Deutschland gibt 1,44 Milliarden Euro

Deutschland stellte bei der diesjährigen Brüsseler Syrienkonferenz insgesamt 1,44 Milliarden Euro zur Verfügung. Es handelt sich um 500 Millionen Euro für humanitäre Hilfe und 940 Millionen Euro für Entwicklungszusammenarbeit. Angesicht der humanitären Katastrophe in Syrien wurden die Mittel gegenüber 2018 nochmals um 440 Millionen Euro aufgestockt.

In einem großen Konferenzsaal sitzen viele Menschen um runde Tische herum.

Deutschland hat seine Mittel für Syrien nochmals um 440 Millionen Euro aufgestockt.

Foto: European Union 2019

Syrischer Bürgerkrieg geht ins neunte Jahr

Regierungssprecher Steffen Seibert wies in der Regierungspressekonferenz darauf hin, dass der Bürgerkrieg in Syrien nun in sein neuntes Jahr geht. Man müsse mittlerweile von mehreren Hunderttausend Toten ausgehen. Auch die angrenzenden Länder und ihre Gesellschaften würden ebenfalls zutiefst in Mitleidenschaft gezogen. Ihre in friedlichen Zeiten bestehenden Entwicklungsperspektiven wurden beeinträchtigt, ihre Ressourcen über alle Maßen beansprucht.

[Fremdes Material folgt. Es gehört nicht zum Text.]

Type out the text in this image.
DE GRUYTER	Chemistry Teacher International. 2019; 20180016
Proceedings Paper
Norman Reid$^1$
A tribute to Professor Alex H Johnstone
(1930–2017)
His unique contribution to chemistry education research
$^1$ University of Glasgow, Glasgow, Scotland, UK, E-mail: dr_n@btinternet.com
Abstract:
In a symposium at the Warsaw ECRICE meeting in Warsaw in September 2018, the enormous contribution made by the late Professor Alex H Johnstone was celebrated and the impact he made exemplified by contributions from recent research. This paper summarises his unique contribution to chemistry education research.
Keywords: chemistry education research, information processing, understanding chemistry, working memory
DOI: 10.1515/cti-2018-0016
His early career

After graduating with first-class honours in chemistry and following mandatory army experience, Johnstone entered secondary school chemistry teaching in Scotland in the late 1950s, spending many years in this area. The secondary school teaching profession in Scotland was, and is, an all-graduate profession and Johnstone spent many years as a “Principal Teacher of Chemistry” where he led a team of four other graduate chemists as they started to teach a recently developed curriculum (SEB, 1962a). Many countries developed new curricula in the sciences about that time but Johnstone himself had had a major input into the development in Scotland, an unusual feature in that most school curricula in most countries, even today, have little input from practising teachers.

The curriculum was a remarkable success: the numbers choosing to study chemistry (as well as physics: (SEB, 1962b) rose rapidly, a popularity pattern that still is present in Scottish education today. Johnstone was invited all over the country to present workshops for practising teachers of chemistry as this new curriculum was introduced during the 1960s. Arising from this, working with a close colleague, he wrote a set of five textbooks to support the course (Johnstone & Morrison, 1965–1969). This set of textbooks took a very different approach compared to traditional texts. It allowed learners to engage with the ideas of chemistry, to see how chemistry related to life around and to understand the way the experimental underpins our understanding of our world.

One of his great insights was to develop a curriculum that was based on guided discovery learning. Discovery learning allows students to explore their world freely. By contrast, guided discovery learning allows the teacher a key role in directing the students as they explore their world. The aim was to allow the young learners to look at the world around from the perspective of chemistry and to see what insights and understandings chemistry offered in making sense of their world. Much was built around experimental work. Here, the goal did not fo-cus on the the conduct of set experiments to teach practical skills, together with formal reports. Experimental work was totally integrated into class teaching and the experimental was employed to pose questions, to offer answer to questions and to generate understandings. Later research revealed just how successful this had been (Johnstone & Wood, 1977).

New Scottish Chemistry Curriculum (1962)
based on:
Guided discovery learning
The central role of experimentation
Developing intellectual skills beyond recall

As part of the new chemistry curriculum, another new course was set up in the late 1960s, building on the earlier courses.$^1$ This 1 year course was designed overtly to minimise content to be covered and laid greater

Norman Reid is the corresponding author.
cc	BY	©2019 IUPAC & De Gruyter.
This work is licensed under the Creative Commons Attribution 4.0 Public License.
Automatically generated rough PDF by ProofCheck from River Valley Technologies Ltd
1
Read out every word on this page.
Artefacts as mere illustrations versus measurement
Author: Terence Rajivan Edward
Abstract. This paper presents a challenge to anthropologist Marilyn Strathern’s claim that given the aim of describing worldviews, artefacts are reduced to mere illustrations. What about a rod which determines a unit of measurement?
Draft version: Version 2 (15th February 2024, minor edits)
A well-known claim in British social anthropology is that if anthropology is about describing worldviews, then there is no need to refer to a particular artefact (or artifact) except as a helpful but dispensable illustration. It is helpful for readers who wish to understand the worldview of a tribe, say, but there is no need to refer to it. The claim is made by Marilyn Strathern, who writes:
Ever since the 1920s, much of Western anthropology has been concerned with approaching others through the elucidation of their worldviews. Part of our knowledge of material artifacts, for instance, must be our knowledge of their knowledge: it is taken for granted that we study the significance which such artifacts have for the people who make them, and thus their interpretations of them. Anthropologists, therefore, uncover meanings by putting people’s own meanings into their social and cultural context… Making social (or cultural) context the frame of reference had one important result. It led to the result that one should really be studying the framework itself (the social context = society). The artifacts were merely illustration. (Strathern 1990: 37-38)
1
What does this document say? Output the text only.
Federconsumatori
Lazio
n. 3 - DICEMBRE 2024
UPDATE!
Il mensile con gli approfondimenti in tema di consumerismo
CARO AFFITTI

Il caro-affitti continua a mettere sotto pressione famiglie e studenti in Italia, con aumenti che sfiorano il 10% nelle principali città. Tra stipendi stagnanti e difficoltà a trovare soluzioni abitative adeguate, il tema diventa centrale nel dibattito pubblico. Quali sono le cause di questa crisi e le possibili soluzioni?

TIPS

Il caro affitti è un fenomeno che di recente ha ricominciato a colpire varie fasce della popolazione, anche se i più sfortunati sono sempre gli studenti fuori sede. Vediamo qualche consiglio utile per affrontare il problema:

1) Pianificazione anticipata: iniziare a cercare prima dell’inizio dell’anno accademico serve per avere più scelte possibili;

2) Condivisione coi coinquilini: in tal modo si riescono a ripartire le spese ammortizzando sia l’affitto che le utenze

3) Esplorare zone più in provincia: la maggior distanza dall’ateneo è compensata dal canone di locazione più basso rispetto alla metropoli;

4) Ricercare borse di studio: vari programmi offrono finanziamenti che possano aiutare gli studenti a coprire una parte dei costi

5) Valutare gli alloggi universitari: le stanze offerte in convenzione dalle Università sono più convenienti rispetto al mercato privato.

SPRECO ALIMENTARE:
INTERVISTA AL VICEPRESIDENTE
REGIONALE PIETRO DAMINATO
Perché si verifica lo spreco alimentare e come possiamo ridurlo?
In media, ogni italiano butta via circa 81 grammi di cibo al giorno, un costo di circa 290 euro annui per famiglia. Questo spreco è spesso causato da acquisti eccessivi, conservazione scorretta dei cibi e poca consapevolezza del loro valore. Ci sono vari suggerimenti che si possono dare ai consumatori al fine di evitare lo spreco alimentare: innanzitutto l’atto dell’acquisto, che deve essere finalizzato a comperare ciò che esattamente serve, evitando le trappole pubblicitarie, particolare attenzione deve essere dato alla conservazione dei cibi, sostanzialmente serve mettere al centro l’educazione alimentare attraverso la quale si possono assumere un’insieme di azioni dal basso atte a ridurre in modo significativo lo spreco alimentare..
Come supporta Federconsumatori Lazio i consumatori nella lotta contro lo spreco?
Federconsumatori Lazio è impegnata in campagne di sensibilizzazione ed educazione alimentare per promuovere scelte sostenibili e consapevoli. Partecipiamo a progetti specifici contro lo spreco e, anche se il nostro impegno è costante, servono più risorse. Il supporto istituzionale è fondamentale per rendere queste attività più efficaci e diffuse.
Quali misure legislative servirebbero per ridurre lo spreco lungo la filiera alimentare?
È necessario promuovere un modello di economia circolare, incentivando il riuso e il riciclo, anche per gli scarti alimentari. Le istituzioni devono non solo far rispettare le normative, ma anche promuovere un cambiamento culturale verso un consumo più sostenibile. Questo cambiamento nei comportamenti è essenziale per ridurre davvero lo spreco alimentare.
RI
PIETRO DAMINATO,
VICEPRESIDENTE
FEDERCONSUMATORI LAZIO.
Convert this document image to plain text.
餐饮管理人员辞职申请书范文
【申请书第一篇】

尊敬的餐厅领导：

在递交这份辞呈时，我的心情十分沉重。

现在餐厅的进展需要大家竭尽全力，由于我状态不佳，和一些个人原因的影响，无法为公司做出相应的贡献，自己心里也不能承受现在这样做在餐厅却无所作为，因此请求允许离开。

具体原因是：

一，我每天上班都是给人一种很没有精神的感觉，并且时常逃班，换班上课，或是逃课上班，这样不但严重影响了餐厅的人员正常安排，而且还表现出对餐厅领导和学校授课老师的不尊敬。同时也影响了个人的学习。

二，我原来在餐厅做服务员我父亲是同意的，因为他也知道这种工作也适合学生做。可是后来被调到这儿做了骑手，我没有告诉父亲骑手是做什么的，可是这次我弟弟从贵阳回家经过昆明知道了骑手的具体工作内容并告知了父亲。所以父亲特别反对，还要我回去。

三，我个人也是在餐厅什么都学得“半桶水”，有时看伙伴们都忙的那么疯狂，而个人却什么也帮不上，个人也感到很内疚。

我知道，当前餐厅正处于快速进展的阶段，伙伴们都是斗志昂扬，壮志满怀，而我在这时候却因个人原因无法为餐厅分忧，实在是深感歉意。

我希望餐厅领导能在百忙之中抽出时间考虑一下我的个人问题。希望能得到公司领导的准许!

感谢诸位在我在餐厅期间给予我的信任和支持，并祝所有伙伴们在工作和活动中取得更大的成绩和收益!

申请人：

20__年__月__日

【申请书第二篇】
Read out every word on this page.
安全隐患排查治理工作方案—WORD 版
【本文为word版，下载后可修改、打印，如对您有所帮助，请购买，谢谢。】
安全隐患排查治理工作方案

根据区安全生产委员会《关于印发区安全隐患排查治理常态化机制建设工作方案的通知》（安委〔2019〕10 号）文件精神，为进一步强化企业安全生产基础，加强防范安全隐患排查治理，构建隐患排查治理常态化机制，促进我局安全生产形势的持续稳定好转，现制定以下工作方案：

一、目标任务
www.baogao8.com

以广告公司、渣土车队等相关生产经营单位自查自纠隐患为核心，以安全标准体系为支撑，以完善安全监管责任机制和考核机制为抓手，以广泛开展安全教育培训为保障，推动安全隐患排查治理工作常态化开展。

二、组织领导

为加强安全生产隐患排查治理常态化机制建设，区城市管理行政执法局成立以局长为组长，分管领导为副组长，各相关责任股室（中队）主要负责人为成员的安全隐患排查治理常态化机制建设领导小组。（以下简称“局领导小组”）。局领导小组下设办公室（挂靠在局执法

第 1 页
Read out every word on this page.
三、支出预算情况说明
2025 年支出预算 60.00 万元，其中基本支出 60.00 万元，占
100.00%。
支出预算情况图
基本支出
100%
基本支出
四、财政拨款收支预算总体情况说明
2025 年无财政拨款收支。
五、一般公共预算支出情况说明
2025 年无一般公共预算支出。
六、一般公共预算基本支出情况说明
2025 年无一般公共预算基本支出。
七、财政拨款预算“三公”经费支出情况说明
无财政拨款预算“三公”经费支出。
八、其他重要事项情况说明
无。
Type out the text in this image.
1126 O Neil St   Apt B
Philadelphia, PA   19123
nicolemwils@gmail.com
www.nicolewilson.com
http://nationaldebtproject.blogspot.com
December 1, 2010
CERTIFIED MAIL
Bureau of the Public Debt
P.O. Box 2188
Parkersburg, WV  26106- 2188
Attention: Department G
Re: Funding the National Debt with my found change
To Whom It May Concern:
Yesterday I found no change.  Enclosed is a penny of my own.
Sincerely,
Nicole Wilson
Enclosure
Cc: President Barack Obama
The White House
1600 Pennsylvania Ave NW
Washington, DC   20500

Einrichtung eines Verfassungskomitees

Seibert: "Die internationale Gemeinschaft darf in ihrem Bemühen um eine Beendigung des Konfliktes nicht nachlassen. Es ist entscheidend, dass der politische Prozesses unterstützt und fortgesetzt wird. Dabei bedarf es des nötigen politischen Willens aller Beteiligten." Ein erster wichtiger Schritt wäre die Einrichtung eines Verfassungskomitees, über dessen Zusammensetzung nun bereits seit gut einem Jahr unter Vermittlung der Vereinten Nationen verhandelt wird.